I'll also say that I don't, personally, think that politicians should be expected to know how to do everything well. He took the challenge on the same basis that real people do: with little notice, little advance planning, and little time to devote to figuring out how to do it "best."

That is to say, someone who is newly eligible for SNAP is probably someone who is riding the ragged edge of holding their life together. Probably NOT someone who is well-versed in both kitchen technique and frugal shopping technique. Part of the poverty mentality, after all, is tunnel vision: doing just what you need to do in order to get through the day, with little thought spared for the future.

I don't think Mr. Booker established that it was impossible to eat well on SNAP. I think he established that SNAP needs to come with some logistical support - i.e., shopping lists, simple recipes, etc.

If it does and he just didn't use these resources, well, that's another story. I haven't read any subsequent coverage. :-)

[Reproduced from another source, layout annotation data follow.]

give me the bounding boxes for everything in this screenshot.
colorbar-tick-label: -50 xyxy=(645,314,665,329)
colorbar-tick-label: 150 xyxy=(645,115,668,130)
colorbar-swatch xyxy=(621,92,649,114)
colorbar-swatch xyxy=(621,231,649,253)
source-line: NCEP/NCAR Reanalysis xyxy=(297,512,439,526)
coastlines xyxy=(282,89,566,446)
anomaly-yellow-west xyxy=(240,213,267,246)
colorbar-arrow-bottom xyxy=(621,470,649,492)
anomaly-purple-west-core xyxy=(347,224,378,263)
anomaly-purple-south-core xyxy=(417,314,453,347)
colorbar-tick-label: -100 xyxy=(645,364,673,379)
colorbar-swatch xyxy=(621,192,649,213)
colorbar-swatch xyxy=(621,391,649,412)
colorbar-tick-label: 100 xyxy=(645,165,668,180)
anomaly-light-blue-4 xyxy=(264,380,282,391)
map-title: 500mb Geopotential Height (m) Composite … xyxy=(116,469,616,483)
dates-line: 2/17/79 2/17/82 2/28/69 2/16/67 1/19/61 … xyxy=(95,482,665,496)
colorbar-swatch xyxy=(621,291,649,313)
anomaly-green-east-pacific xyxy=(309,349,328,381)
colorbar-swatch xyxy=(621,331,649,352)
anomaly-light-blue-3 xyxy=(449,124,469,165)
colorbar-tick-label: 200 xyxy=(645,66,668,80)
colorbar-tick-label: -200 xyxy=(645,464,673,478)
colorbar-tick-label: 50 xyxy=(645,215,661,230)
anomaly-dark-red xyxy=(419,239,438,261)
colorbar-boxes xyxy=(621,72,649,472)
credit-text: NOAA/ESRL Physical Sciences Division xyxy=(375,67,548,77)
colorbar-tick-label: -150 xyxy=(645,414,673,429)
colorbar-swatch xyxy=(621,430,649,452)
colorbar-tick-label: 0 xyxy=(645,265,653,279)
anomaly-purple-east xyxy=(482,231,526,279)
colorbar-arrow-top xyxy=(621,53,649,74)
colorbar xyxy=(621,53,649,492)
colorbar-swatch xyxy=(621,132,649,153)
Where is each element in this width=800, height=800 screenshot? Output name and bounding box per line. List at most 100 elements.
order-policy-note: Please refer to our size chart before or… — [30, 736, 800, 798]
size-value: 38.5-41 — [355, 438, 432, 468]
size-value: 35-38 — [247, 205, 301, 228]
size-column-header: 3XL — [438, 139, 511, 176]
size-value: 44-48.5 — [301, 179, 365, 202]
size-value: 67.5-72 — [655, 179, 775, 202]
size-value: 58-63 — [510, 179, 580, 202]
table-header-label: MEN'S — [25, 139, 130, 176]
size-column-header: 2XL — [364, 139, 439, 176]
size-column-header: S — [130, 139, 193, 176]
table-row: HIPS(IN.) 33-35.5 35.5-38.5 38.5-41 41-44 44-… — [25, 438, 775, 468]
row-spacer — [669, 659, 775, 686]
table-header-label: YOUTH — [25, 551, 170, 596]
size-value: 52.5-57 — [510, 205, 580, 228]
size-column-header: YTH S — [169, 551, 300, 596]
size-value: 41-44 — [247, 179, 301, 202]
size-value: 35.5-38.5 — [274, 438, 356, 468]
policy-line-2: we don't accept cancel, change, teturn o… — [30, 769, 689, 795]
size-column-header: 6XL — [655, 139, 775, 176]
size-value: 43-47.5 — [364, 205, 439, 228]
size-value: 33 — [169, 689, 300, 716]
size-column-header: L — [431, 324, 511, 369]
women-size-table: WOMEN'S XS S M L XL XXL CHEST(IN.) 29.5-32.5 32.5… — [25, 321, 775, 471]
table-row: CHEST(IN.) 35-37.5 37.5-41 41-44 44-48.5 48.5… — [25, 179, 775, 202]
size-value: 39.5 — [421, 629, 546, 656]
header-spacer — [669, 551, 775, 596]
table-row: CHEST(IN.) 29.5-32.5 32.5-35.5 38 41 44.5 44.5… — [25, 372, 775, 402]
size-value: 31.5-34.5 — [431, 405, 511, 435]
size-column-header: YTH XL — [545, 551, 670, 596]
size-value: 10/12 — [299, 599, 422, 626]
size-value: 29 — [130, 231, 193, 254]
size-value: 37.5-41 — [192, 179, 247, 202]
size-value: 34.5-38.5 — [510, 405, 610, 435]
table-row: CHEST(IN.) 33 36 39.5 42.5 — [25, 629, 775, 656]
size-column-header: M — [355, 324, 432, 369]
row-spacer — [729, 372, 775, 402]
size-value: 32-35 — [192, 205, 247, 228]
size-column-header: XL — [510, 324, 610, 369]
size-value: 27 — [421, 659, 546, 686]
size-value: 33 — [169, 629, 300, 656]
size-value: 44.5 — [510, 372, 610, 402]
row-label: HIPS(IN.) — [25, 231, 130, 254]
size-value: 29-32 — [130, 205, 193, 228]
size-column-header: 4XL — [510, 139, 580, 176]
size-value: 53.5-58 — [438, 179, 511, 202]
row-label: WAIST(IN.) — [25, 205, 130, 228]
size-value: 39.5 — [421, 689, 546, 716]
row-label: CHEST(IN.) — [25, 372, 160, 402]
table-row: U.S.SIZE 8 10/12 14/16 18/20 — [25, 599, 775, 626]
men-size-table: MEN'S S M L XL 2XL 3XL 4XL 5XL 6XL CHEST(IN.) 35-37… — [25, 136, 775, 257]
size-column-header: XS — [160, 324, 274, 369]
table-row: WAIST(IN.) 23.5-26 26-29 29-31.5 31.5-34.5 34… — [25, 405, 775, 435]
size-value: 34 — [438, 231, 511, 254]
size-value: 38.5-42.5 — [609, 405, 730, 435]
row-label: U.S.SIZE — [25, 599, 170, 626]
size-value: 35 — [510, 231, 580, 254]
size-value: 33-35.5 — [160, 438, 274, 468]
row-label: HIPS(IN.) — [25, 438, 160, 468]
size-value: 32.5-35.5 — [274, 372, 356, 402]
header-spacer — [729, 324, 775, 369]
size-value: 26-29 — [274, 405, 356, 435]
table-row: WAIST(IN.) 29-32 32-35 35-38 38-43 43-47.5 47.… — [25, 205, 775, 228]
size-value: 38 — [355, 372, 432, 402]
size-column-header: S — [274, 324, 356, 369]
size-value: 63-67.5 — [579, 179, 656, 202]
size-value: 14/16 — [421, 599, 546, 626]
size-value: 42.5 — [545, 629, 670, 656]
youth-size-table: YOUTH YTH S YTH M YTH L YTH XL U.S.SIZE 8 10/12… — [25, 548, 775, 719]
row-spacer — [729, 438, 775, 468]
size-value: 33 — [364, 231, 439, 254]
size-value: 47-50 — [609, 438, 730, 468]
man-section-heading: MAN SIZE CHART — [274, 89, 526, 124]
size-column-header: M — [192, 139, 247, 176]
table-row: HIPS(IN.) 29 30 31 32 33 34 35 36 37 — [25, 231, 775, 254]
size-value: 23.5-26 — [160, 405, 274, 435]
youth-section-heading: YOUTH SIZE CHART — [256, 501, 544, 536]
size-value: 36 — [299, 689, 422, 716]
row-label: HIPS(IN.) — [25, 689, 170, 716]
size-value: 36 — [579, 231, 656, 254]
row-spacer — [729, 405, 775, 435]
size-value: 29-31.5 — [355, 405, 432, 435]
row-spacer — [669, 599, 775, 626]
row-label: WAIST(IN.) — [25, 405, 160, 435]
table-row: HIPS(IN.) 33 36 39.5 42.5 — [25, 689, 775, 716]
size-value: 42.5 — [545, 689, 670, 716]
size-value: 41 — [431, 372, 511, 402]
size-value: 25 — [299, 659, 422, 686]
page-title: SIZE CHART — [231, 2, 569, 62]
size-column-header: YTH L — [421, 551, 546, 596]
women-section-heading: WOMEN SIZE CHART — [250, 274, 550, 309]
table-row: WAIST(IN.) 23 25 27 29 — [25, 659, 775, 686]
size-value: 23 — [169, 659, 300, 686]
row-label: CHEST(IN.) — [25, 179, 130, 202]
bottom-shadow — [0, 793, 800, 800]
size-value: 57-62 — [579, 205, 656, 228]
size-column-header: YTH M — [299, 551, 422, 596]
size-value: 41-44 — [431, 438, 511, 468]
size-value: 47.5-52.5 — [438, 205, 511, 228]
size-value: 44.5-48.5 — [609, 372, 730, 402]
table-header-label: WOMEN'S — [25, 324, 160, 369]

The whole issue makes me wish we could completely revamp public education in the U.S. to make it focus on citizenship and core competencies (including basic self-sufficiency) instead of on standardized tests.

Sally said...

I read Booker's posts about the SNAP challenge at LinkedIn. On the day he started the challenge he wrote, "My goals for the #SNAPChallenge are to raise awareness and understanding of food insecurity; reduce the stigma of SNAP participation; elevate innovative local and national food justice initiatives and food policy; and, amplify compassion for individuals and communities in need of assistance.

It appears it was never his goal to show that it could be done well, which is too bad. Maybe someone should challenge him to do that (and offer to help?).

I agree with chacha1, especially that SNAP recipients should receive some logistical support. I don't know if they receive this kind of support.

I do know that the USDA has published Recipes and Tips for Healthy, Thrifty Meals. However, it's based on nutrition info that's nearly 20 years old and assumes that one wants to follow the standard American diet. It wouldn't have been too helpful to Booker, who is, I believe, a vegetarian. There's one vegetarian main dish which features potatoes.

Brittany said...

I think other commentators makes some good points--that these kind of "failed" challenges show the need for logistical support of SNAP recipients. It's an extension of the whole healthy-cheap-fast debate. It's very hard to do all three, especially without a lot of advanced skills and knowledge. And in my experience growing up on food benefits and then working in low-income communities once I got out, if there is one thing struggling folks have less of than money, it's time--time to cook, time to research healthy/fast/cheap cooking, time to develop the skills with no support. The WIC (women, infants, and children) food assistance program my family was on required monthly classes as a condition/perk of benefits, although they were mostly on parenting, budgeting, etc. I think SNAP could use a similar program, but focused on cheap/healthy/fast cooking.

But I get where you're coming from, Daniel. In Australia, there's currently this big kerfulffle because the head of the department of family affairs just said that she could easily live on the $35/day unemployment benefit (dole) (in response to hundreds of thousands of single moms getting kicked off the higher parenting benefit onto the lower dole). It was not the height of class nor empathy, nor good politics.

However, I think a successful dole or SNAP challenge could be done by a politician, if it was messaged as, "I managed it, but just barely, and only because I had all of these other resources and skills and supports. I thereby propose we have these kinds of supports for people in these programs." sort of way.

Daniel said...

Agreed, these are excellent comments.

Also, Brittany, interesting comment about the Australian official. It ties in well to our discussion on how to do a competent SNAP challenge, mainly because the "you're not showing sufficient empathy" reaction tends to shame and silence the very people who are showing others how it can be done. If we as a society want more people to teach and share basic principles of healthy, low-cost eating, this clearly isn't the way to go about it.

Again, thanks to everyone for the healthy and civil discussion.